Fake news e post-verità
E finalmente siamo arrivati al testo dolente. Anche il rapporto del Censis analizza il tema (spinoso) delle bufale online. “Gli italiani che leggono regolarmente i quotidiani a stampa per informarsi durante la settimana si sono ridotti al 14,2% nel 2017 (e ad appena il 5,6% tra i giovani). Al contrario – si legge – i social network hanno registrato una forte espansione anche come fonti di informazione: Facebook è utilizzato dal 35% degli italiani (e la percentuale sale al 48,8% tra i giovani). In effetti, nel giro di quindici anni le copie di quotidiani vendute giornalmente sono passate da quasi 6 milioni, nel 2000, a meno di 3 milioni, nel 2016, con una perdita di oltre il 50%. Ma i tg restano ancora il mezzo d’informazione più utilizzato dagli italiani (60,6%). Poi ci sono i motori di ricerca su internet, come Google, che vengono utilizzati dal 21,8% della popolazione per informarsi, e YouTube (12,6%). A più della metà degli utenti di internet italiani è capitato di dare credito a notizie false circolate in rete (spesso al 7,4%, qualche volta al 45,3%, per un totale pari al 52,7%). La percentuale scende di poco, anche se rimane sempre al di sopra della metà, per le persone più istruite (51,9%), ma sale fino al 58,8% tra i più giovani, che dichiarano di crederci spesso nel 12,3% dei casi. Per tre quarti degli italiani (77,8%) quello delle fake news è un fenomeno pericoloso.

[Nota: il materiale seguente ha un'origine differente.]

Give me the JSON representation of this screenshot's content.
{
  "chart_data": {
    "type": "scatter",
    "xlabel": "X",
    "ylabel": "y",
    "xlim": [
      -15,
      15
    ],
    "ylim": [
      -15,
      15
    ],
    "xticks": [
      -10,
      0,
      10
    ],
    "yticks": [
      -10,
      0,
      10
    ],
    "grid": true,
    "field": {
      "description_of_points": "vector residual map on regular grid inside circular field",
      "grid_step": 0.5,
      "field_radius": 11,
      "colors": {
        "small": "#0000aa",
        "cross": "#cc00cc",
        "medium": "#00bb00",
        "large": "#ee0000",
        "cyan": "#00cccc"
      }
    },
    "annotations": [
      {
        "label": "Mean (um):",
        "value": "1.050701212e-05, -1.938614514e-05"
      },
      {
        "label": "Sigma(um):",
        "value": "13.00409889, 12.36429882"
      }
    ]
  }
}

Soprattutto le persone più istruite ritengono che le bugie sul web vengono create ad arte per inquinare il dibattito pubblico (74,1%) e che favoriscono il populismo (69,4%)”.
Tutta colpa della “dieta mediatica”
“La flessione nella lettura dei libri e gli squilibri di una dieta mediatica povera di stampa. I lettori di libri a stampa, che nel 2013 erano il 52,1% della popolazione, sono scesi nel 2017 al 42,9%. Il 9,6% degli italiani legge gli e-book: sono in aumento rispetto al 5,2% del 2013, ma non abbastanza. Nel 2006 ad avere una dieta mediatica povera di stampa era il 33,9% degli italiani, mentre nel 2017 il dato è salito al 55,1%. Ciò significa che si sta perdendo sempre di più la capacità di decodificare un testo scritto che richiede dosi di attenzione prolungata nel tempo, esclusività percettiva, consequenzialità logica. Questo è ancora più evidente se si considera che sono aumentate le persone che usano tutti i media, compreso internet, ad eccezione dei mezzi a stampa, passate in dieci anni dal 5,7% al 34,5% del totale. A sostenere l’editoria in Italia sono soprattutto le donne, in particolare quelle più istruite, con il 61,7% di lettrici diplomate o laureate”.